Despite success, King Wu remained concerned for his people, working day and night. Three years after defeating Shang, he died at age 67 and was buried north of King Wen’s tomb in Shaanxi Xianyang. His son, King Cheng, ascended at age 13 with Duke Dan of Zhou as regent.
3. Duke Dan of Zhou (dates unknown)
Duke Dan of Zhou, surname Ji, was King Wen’s fourth son, a founding statesman of the Western Zhou dynasty, a politician, and a precursor of Confucian thought. He was King Wu’s brother, with fief in Zhou, hence called Zhou Gong.
Duke Dan assisted King Wu in overthrowing Shang.

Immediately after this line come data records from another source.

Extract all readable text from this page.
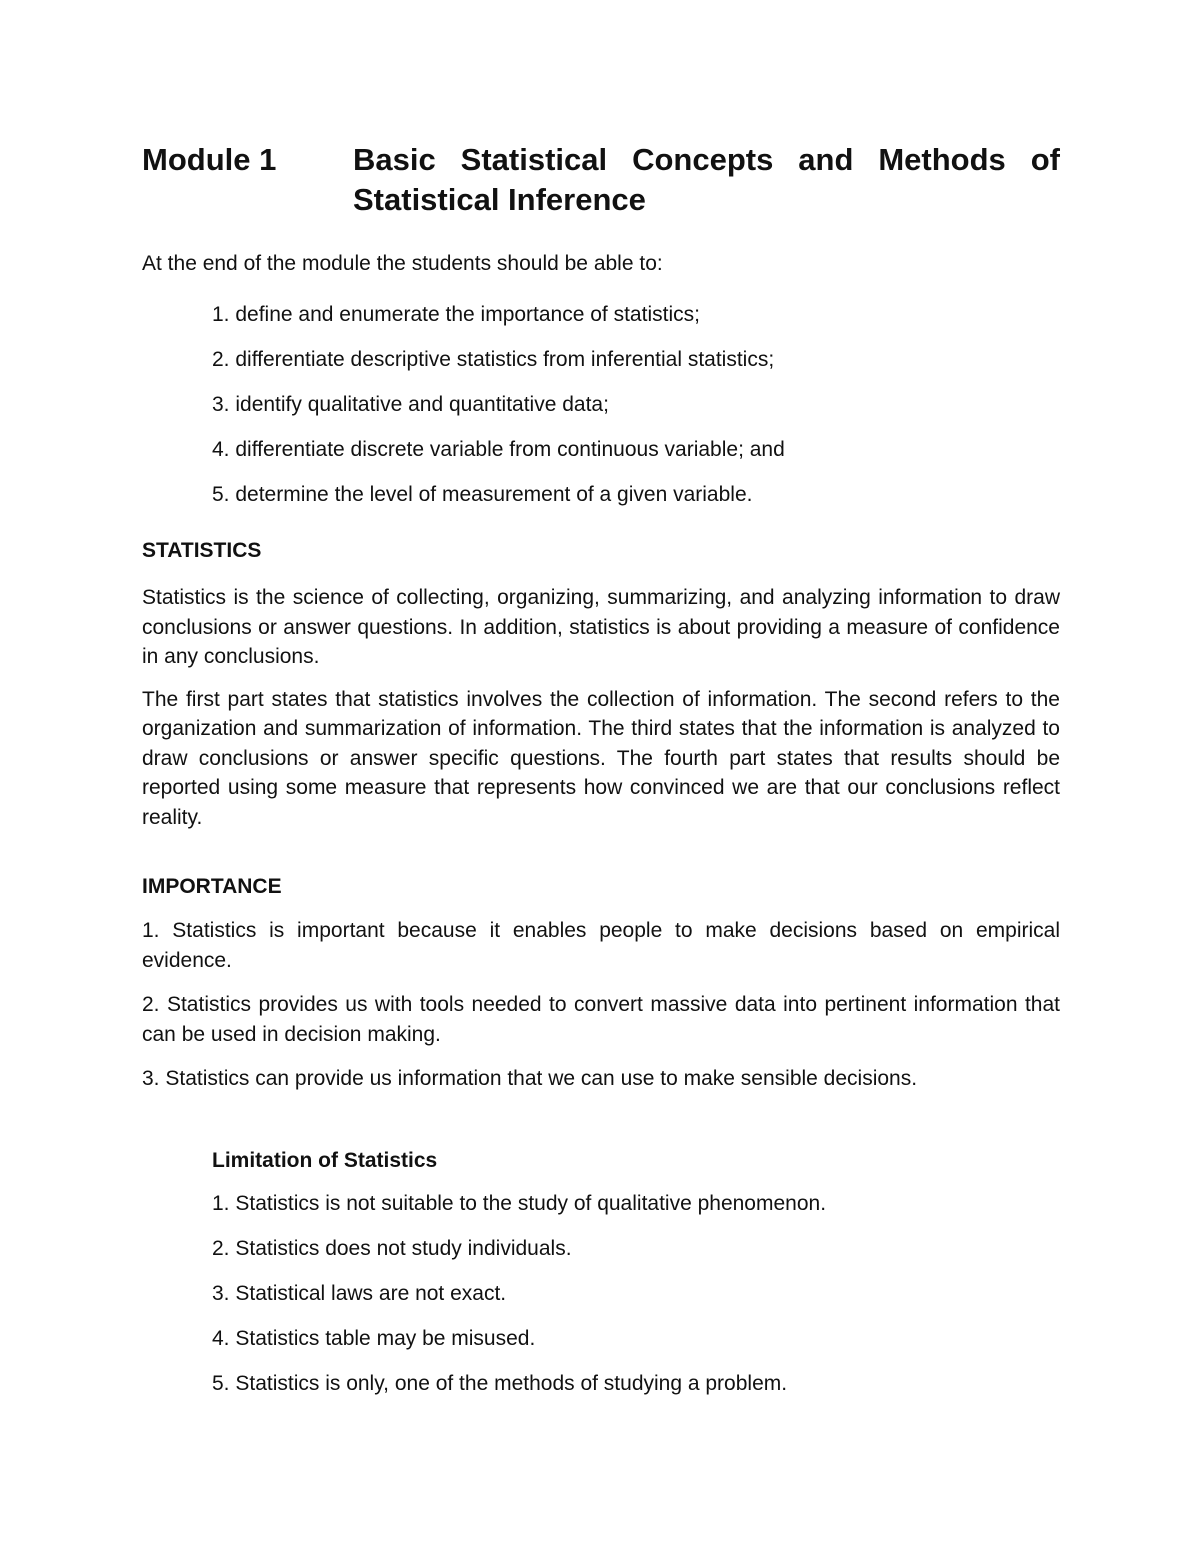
Module 1	Basic Statistical Concepts and Methods of Statistical Inference

At the end of the module the students should be able to:

1. define and enumerate the importance of statistics;
2. differentiate descriptive statistics from inferential statistics;
3. identify qualitative and quantitative data;
4. differentiate discrete variable from continuous variable; and
5. determine the level of measurement of a given variable.
STATISTICS

Statistics is the science of collecting, organizing, summarizing, and analyzing information to draw conclusions or answer questions. In addition, statistics is about providing a measure of confidence in any conclusions.

The first part states that statistics involves the collection of information. The second refers to the organization and summarization of information. The third states that the information is analyzed to draw conclusions or answer specific questions. The fourth part states that results should be reported using some measure that represents how convinced we are that our conclusions reflect reality.

IMPORTANCE
1. Statistics is important because it enables people to make decisions based on empirical evidence.
2. Statistics provides us with tools needed to convert massive data into pertinent information that can be used in decision making.
3. Statistics can provide us information that we can use to make sensible decisions.
Limitation of Statistics
1. Statistics is not suitable to the study of qualitative phenomenon.
2. Statistics does not study individuals.
3. Statistical laws are not exact.
4. Statistics table may be misused.
5. Statistics is only, one of the methods of studying a problem.
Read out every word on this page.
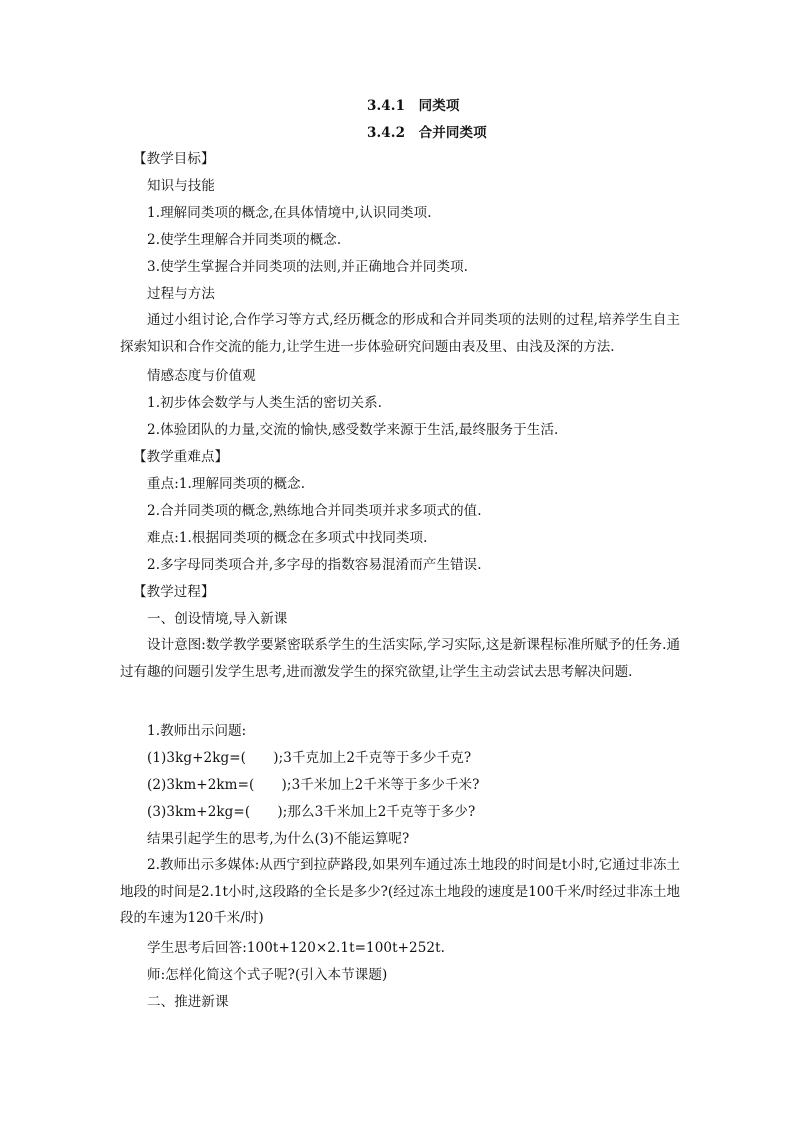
3.4.1　同类项
3.4.2　合并同类项
【教学目标】
知识与技能
1.理解同类项的概念,在具体情境中,认识同类项.
2.使学生理解合并同类项的概念.
3.使学生掌握合并同类项的法则,并正确地合并同类项.
过程与方法
通过小组讨论,合作学习等方式,经历概念的形成和合并同类项的法则的过程,培养学生自主探索知识和合作交流的能力,让学生进一步体验研究问题由表及里、由浅及深的方法.
情感态度与价值观
1.初步体会数学与人类生活的密切关系.
2.体验团队的力量,交流的愉快,感受数学来源于生活,最终服务于生活.
【教学重难点】
重点:1.理解同类项的概念.
2.合并同类项的概念,熟练地合并同类项并求多项式的值.
难点:1.根据同类项的概念在多项式中找同类项.
2.多字母同类项合并,多字母的指数容易混淆而产生错误.
【教学过程】
一、创设情境,导入新课
设计意图:数学教学要紧密联系学生的生活实际,学习实际,这是新课程标准所赋予的任务.通过有趣的问题引发学生思考,进而激发学生的探究欲望,让学生主动尝试去思考解决问题.
1.教师出示问题:
(1)3kg+2kg=(　　);3千克加上2千克等于多少千克?
(2)3km+2km=(　　);3千米加上2千米等于多少千米?
(3)3km+2kg=(　　);那么3千米加上2千克等于多少?
结果引起学生的思考,为什么(3)不能运算呢?
2.教师出示多媒体:从西宁到拉萨路段,如果列车通过冻土地段的时间是t小时,它通过非冻土地段的时间是2.1t小时,这段路的全长是多少?(经过冻土地段的速度是100千米/时经过非冻土地段的车速为120千米/时)
学生思考后回答:100t+120×2.1t=100t+252t.
师:怎样化简这个式子呢?(引入本节课题)
二、推进新课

Three years after King Wu’s death, he became regent for 13-year-old King Cheng. Three of his brothers, including Guan Shu, opposed him, allying with Shang King Zhou’s son Wugeng in rebellion. Duke Dan led an eastern campaign, suppressing the “Three Guards Rebellion” within three years.
The Book of Documents states: “Duke Dan governed as regent: in the first year, he quelled chaos; second year, he subdued Shang; third year, he established rulership; fourth year, he organized vassals; fifth year, he completed Zhou; sixth year, he established rites and music; seventh year, he perfected governance under King Cheng.”
Han dynasty scholar Jia Yi commented: “King Wen had great virtue but incomplete achievements; King Wu had great accomplishments but governance unfinished; Duke Dan combined great virtue, great achievements, and effective governance in one person. Before Confucius, after the Yellow Emperor, no one in China was as significant as Duke Dan.”
Duke Dan was revered as a sage by later rulers and scholars. His political framework and ritual-music system influenced China for three thousand years.
In later years, he authored the Zhou Li (Rites of Zhou), over 40,000 characters, outlining state institutions and governance principles. He established six ministries—Personnel, Revenue, Rites, Military, Justice, and Works—adopted as models by subsequent dynasties (Han through Qing).
The Zhou Li emphasizes: “Man follows Heaven, the Dao follows Nature,” providing timeless laws and a blueprint for an ideal state, predating Plato’s Republic by 500 years.
Confucius greatly revered Duke Dan, often claiming to have dreamt of him. Three years after consolidating King Cheng’s reign, Duke Dan retired and passed away, buried at King Wen’s tomb. Temples dedicated to Duke Dan exist in Luoyang, Qishan (Shaanxi), and Qufu (Shandong).